Les mots-larmes à étreindre.
Amor Fati.
En lisant Connaissance par les larmes, on songe bien sûr à Nietzsche, tant la composition thématique de ce recueil est musicale (« Je ne fais pas de différence entre la musique et les larmes » déclare celui-ci dans Nietzsche contre Wagner). Un Chœur ouvre ou clôt chaque section, annonce la couleur, condense le propos en quelques vers d’un seul mot, traverse et scande musicalement l’ensemble de l’ouvrage. Une didascalie précise à chaque fois que le chant se fait bouche fermée au début, puis bouche mi-close et bouche ouverte à la fin indiquant une progression dans l’intensité. Les interventions du chœur se multiplient dans la dernière partie, accroissant encore leur effet.
L’écriture de Michèle Finck manifeste une sensibilité à fleur de peau. Au bord des larmes. Mais toujours avec un souci d’exactitude et l’acuité d’un regard aigu et souvent tranchant. Car les larmes disent aussi l’entaille, la faille, la fente, la blessure, par lesquelles elles s’écoulent. La brèche par où l’intime voit le jour. Elles sont l’expression visible de la vie intérieure. « Les larmes sont un don », écrit Victor Hugo. Elles sont un cadeau et le signe d’une présence. Selon « Le don des larmes » qui joua un rôle important dans l’histoire de la spiritualité médiévale, les larmes attestent de l’alliance de l’homme et de Dieu au tréfonds de nous-mêmes et confirment qu’il y a en nous plus que nous.
Même
Si
Dieu
N’
Existe
Pas
Les
larmes
Sont
La
Trace
De
Dieu
En
Nous
Les larmes sont un débordement, l’issue d’un excès, d’un trop-plein. Pour y répondre, le vers se fait bref. Suppression d’articles, de verbes. Élision de l’inutile. Style télégraphique trahissant l’urgence à dire. Par endroits, des allitérations accentuent cette sensation de hâte résolue.

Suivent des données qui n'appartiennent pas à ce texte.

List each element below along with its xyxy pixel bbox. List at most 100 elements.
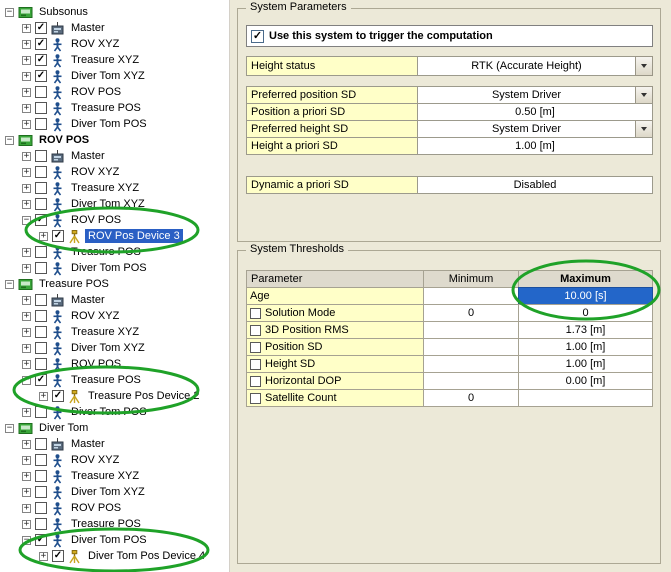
- tree-item[interactable]: + Diver Tom XYZ: [0, 196, 229, 212]
- tree-item[interactable]: + ROV XYZ: [0, 164, 229, 180]
- threshold-maximum-cell[interactable]: [518, 389, 653, 407]
- tree-item-label[interactable]: Subsonus: [36, 5, 91, 19]
- tree-checkbox[interactable]: ✓: [35, 54, 47, 66]
- tree-item-label[interactable]: Diver Tom XYZ: [68, 69, 148, 83]
- tree-item[interactable]: +Treasure XYZ: [0, 180, 229, 196]
- tree-item-label[interactable]: Diver Tom Pos Device 4: [85, 549, 208, 563]
- expand-toggle[interactable]: +: [22, 104, 31, 113]
- tree-item[interactable]: +Treasure XYZ: [0, 324, 229, 340]
- tree-item[interactable]: −Treasure POS: [0, 276, 229, 292]
- tree-checkbox[interactable]: [35, 118, 47, 130]
- tree-item[interactable]: +✓Treasure Pos Device 2: [0, 388, 229, 404]
- tree-checkbox[interactable]: [35, 502, 47, 514]
- tree-checkbox[interactable]: ✓: [35, 534, 47, 546]
- threshold-minimum-cell[interactable]: 0: [423, 389, 519, 407]
- tree-item[interactable]: −ROV POS: [0, 132, 229, 148]
- tree-item-label[interactable]: Diver Tom XYZ: [68, 197, 148, 211]
- threshold-maximum-cell[interactable]: 0: [518, 304, 653, 322]
- tree-item-label[interactable]: ROV Pos Device 3: [85, 229, 183, 243]
- tree-item-label[interactable]: Treasure XYZ: [68, 53, 142, 67]
- collapse-toggle[interactable]: −: [5, 280, 14, 289]
- tree-item-label[interactable]: Treasure Pos Device 2: [85, 389, 202, 403]
- trigger-computation-field[interactable]: ✓ Use this system to trigger the computa…: [246, 25, 653, 47]
- tree-item-label[interactable]: Diver Tom POS: [68, 533, 150, 547]
- tree-item[interactable]: + Master: [0, 436, 229, 452]
- expand-toggle[interactable]: +: [22, 504, 31, 513]
- expand-toggle[interactable]: +: [22, 264, 31, 273]
- height-status-value[interactable]: RTK (Accurate Height): [417, 56, 636, 76]
- tree-item[interactable]: +Treasure POS: [0, 516, 229, 532]
- tree-item-label[interactable]: ROV POS: [68, 213, 124, 227]
- tree-item[interactable]: +Master: [0, 292, 229, 308]
- expand-toggle[interactable]: +: [22, 520, 31, 529]
- tree-item[interactable]: −✓ Treasure POS: [0, 372, 229, 388]
- tree-item-label[interactable]: Master: [68, 437, 108, 451]
- tree-item-label[interactable]: ROV XYZ: [68, 165, 122, 179]
- tree-item-label[interactable]: ROV XYZ: [68, 37, 122, 51]
- tree-checkbox[interactable]: [35, 470, 47, 482]
- tree-item-label[interactable]: Treasure POS: [68, 245, 144, 259]
- tree-item[interactable]: −Subsonus: [0, 4, 229, 20]
- collapse-toggle[interactable]: −: [22, 376, 31, 385]
- expand-toggle[interactable]: +: [39, 232, 48, 241]
- tree-item-label[interactable]: Treasure POS: [68, 373, 144, 387]
- tree-checkbox[interactable]: [35, 406, 47, 418]
- tree-checkbox[interactable]: [35, 310, 47, 322]
- expand-toggle[interactable]: +: [22, 168, 31, 177]
- tree-item-label[interactable]: ROV POS: [68, 501, 124, 515]
- tree-item[interactable]: +ROV POS: [0, 356, 229, 372]
- threshold-maximum-cell[interactable]: 1.73 [m]: [518, 321, 653, 339]
- tree-checkbox[interactable]: ✓: [52, 390, 64, 402]
- tree-item[interactable]: + Diver Tom XYZ: [0, 340, 229, 356]
- expand-toggle[interactable]: +: [22, 72, 31, 81]
- expand-toggle[interactable]: +: [22, 296, 31, 305]
- tree-item[interactable]: +ROV POS: [0, 84, 229, 100]
- tree-item-label[interactable]: Treasure XYZ: [68, 181, 142, 195]
- tree-checkbox[interactable]: [35, 262, 47, 274]
- expand-toggle[interactable]: +: [22, 120, 31, 129]
- threshold-maximum-cell-selected[interactable]: 10.00 [s]: [518, 287, 653, 305]
- tree-checkbox[interactable]: [35, 86, 47, 98]
- expand-toggle[interactable]: +: [22, 40, 31, 49]
- expand-toggle[interactable]: +: [22, 472, 31, 481]
- threshold-minimum-cell[interactable]: [423, 355, 519, 373]
- dynamic-sd-value[interactable]: Disabled: [417, 176, 653, 194]
- param-value[interactable]: System Driver: [417, 86, 636, 104]
- tree-item-label[interactable]: Diver Tom XYZ: [68, 485, 148, 499]
- threshold-minimum-cell[interactable]: 0: [423, 304, 519, 322]
- tree-item[interactable]: + ✓ Diver Tom XYZ: [0, 68, 229, 84]
- threshold-minimum-cell[interactable]: [423, 372, 519, 390]
- threshold-checkbox[interactable]: [250, 325, 261, 336]
- threshold-checkbox[interactable]: [250, 393, 261, 404]
- expand-toggle[interactable]: +: [22, 248, 31, 257]
- tree-checkbox[interactable]: ✓: [35, 70, 47, 82]
- tree-checkbox[interactable]: [35, 166, 47, 178]
- tree-item[interactable]: −✓ROV POS: [0, 212, 229, 228]
- tree-item[interactable]: −✓Diver Tom POS: [0, 532, 229, 548]
- tree-item[interactable]: +Treasure POS: [0, 100, 229, 116]
- dropdown-arrow-icon[interactable]: [635, 120, 653, 138]
- expand-toggle[interactable]: +: [22, 200, 31, 209]
- threshold-minimum-cell[interactable]: [423, 287, 519, 305]
- tree-checkbox[interactable]: [35, 454, 47, 466]
- tree-item-label[interactable]: ROV POS: [68, 357, 124, 371]
- param-value[interactable]: 0.50 [m]: [417, 103, 653, 121]
- expand-toggle[interactable]: +: [22, 344, 31, 353]
- tree-checkbox[interactable]: [35, 246, 47, 258]
- tree-item[interactable]: −Diver Tom: [0, 420, 229, 436]
- expand-toggle[interactable]: +: [22, 408, 31, 417]
- threshold-minimum-cell[interactable]: [423, 321, 519, 339]
- tree-checkbox[interactable]: ✓: [35, 38, 47, 50]
- tree-item-label[interactable]: Diver Tom POS: [68, 261, 150, 275]
- tree-checkbox[interactable]: ✓: [35, 214, 47, 226]
- tree-item-label[interactable]: Diver Tom XYZ: [68, 341, 148, 355]
- tree-item[interactable]: +Diver Tom XYZ: [0, 484, 229, 500]
- threshold-checkbox[interactable]: [250, 376, 261, 387]
- collapse-toggle[interactable]: −: [5, 424, 14, 433]
- tree-checkbox[interactable]: ✓: [35, 374, 47, 386]
- tree-item[interactable]: + ✓ ROV XYZ: [0, 36, 229, 52]
- expand-toggle[interactable]: +: [39, 552, 48, 561]
- expand-toggle[interactable]: +: [22, 440, 31, 449]
- tree-item-label[interactable]: Treasure XYZ: [68, 325, 142, 339]
- tree-checkbox[interactable]: [35, 150, 47, 162]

Descendre au fond de la faille
Forer. Fouiller.
Faire de la faille force.
Engouffrer langue au fond
Des fissures des anfractuosités.
Engouffrer langue.
Mais cette hâte doit être aussi patiente, car sa précipitation pourrait menacer le poème.
Poème compagnon de route
Pas trop vite attends un peu.
Il faut que tu te décantes.
Larme et langue se mêlent dans un épanchement où affleure et se révèle enfin, comme un aveu, le secret du poème.
Les Larmes
Non Pleurées
Sont
Celles
Qui
Font
Écrire.
La Fille de la faille, celle qui chancelle, est devenue Celle qui neige. Elle semble nous dire que les mots sont les flocons d’un pleur céleste et ces flocons, les larmes gelées d’un ciel intime.